It's 9 p.m. on a Tuesday evening, and the cozy little apartment is aglow with life. A kettle whistles. Knocks sound on the door. Students toss around pillows and find comfortable spaces to sit.
"The tea's ready," a voice says, and out shuffles our professor in sweatpants, carrying a tray with a dilapidated copy of Bleak House wedged between the teacups. She settles down on the soft blue rug, adjusts her glasses and looks up at us from behind her low coffee table, the only podium from which she can be assured she has her students' complete attention.
"Chapter One," she begins. "Fog everywhere. . . ."
And suddenly we are there, wrapped up in the cold, white mist that blankets London, with the echo of loud voices, the clippety-clop of hooves, the splash of puddles and the faraway chime of a clock.
Welcome to the Charles Dickens reading group, where eight freshmen and sophomores grasp a mug of English tea in one hand and a novel firmly in the other. It's an entirely different side of Stanford from the lecture halls where I normally learn.
I was a freshman in Donner House when Linda Paulson, the assistant dean of the continuing studies program and my resident fellow at the time, casually suggested the weekly reading group during a house meeting. Then, she hoisted the book onto her lap: David Copperfield, 3 inches thick and in small print.
I didn't go to the first meeting.
No time for extra work, I told myself. Already, I was busy going from one packed auditorium to the next, furiously scribbling down notes in an attempt to keep up with the fast-paced lectures.
Later in the quarter, Linda discovered I was an English major and suggested I give the group a try. A self-proclaimed lover of literature, I had to save face.
I walked into her apartment at the beginning of winter quarter. Here was a "classroom" with paintings on the walls, classical records spilling onto the floor and the smell of roses drifting in from the garden. Students were laughing about a character in the book. Linda was struggling to lift a large orange cat napping on Chapter 15 of David Copperfield. "Make yourself comfortable," she said. And then it began.

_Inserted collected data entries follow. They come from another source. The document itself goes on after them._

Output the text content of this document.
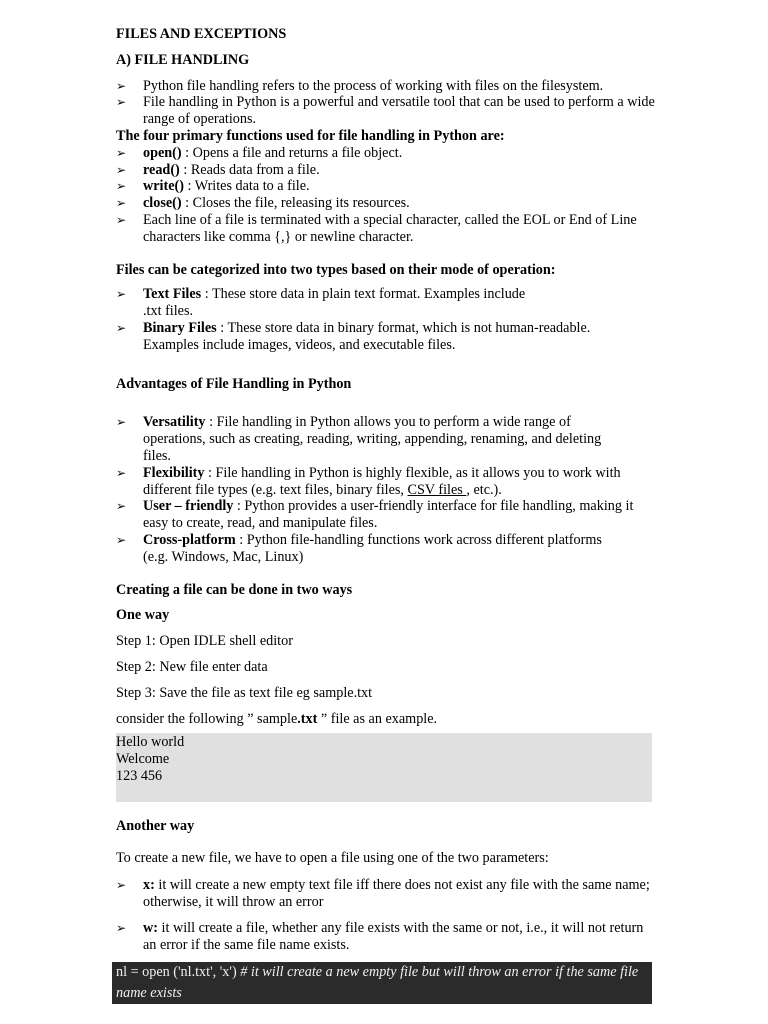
FILES AND EXCEPTIONS
A) FILE HANDLING
➢ Python file handling refers to the process of working with files on the filesystem.
➢ File handling in Python is a powerful and versatile tool that can be used to perform a wide range of operations.
The four primary functions used for file handling in Python are:
➢ open() : Opens a file and returns a file object.
➢ read() : Reads data from a file.
➢ write() : Writes data to a file.
➢ close() : Closes the file, releasing its resources.
➢ Each line of a file is terminated with a special character, called the EOL or End of Line characters like comma {,} or newline character.
Files can be categorized into two types based on their mode of operation:
➢ Text Files : These store data in plain text format. Examples include .txt files.
➢ Binary Files : These store data in binary format, which is not human-readable. Examples include images, videos, and executable files.
Advantages of File Handling in Python
➢ Versatility : File handling in Python allows you to perform a wide range of operations, such as creating, reading, writing, appending, renaming, and deleting files.
➢ Flexibility : File handling in Python is highly flexible, as it allows you to work with different file types (e.g. text files, binary files, CSV files , etc.).
➢ User – friendly : Python provides a user-friendly interface for file handling, making it easy to create, read, and manipulate files.
➢ Cross-platform : Python file-handling functions work across different platforms (e.g. Windows, Mac, Linux)
Creating a file can be done in two ways
One way
Step 1: Open IDLE shell editor
Step 2: New file enter data
Step 3: Save the file as text file eg sample.txt
consider the following ” sample.txt ” file as an example.
Hello world
Welcome
123 456
Another way
To create a new file, we have to open a file using one of the two parameters:
➢ x: it will create a new empty text file iff there does not exist any file with the same name; otherwise, it will throw an error
➢ w: it will create a file, whether any file exists with the same or not, i.e., it will not return an error if the same file name exists.
nl = open ('nl.txt', 'x') # it will create a new empty file but will throw an error if the same file name exists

Now, 17 months and four dozen cups of chamomile later, I'm ensconced in a world of satirical characters and British wit. And though our laughter is light, our analysis is heavy.
Instead of dissecting sentences from the book, we talk about how Dickens's orphan characters reflect his childhood poverty. From Linda's shelves, we pull down resources I never see on reading lists: copies of the notes Dickens kept as he wrote, film adaptations of his novels by British theater companies and even cupholders depicting Tiny Tim and Oliver Twist.
In this corner of a freshman dorm, students who are silent in regular classes slowly start voicing their opinions. We don't have to write 12-page papers on Dickens's use of metaphor. We read each novel in serialized form—three chapters at a time—just as the Victorian public did. If we have any questions, Linda holds "office hours" on the patio while she gardens.
Now that I've left Donner, some friends ask why I still tote around "that doorstop of a book" and keep going to an optional class. I tell them it's for the usual temptation: free food. Tea, banana bread, English chocolate, persimmon cake drizzled with icing and a rare cheesecake one student brought back from New York City. But it's the material we delve into afterward, I find, that provides the most sustenance.
In September, I'm going to Oxford to study literature. I'll be taking one-on-one tutorials, one of the best possible learning experiences, everyone says. But I wonder whether England, with its ancient libraries and centuries of scholarship, can match the warmth of that little room I found open on a Tuesday night.
Irene Noguchi, '02, is an English and economics major from Santa Ana, Calif.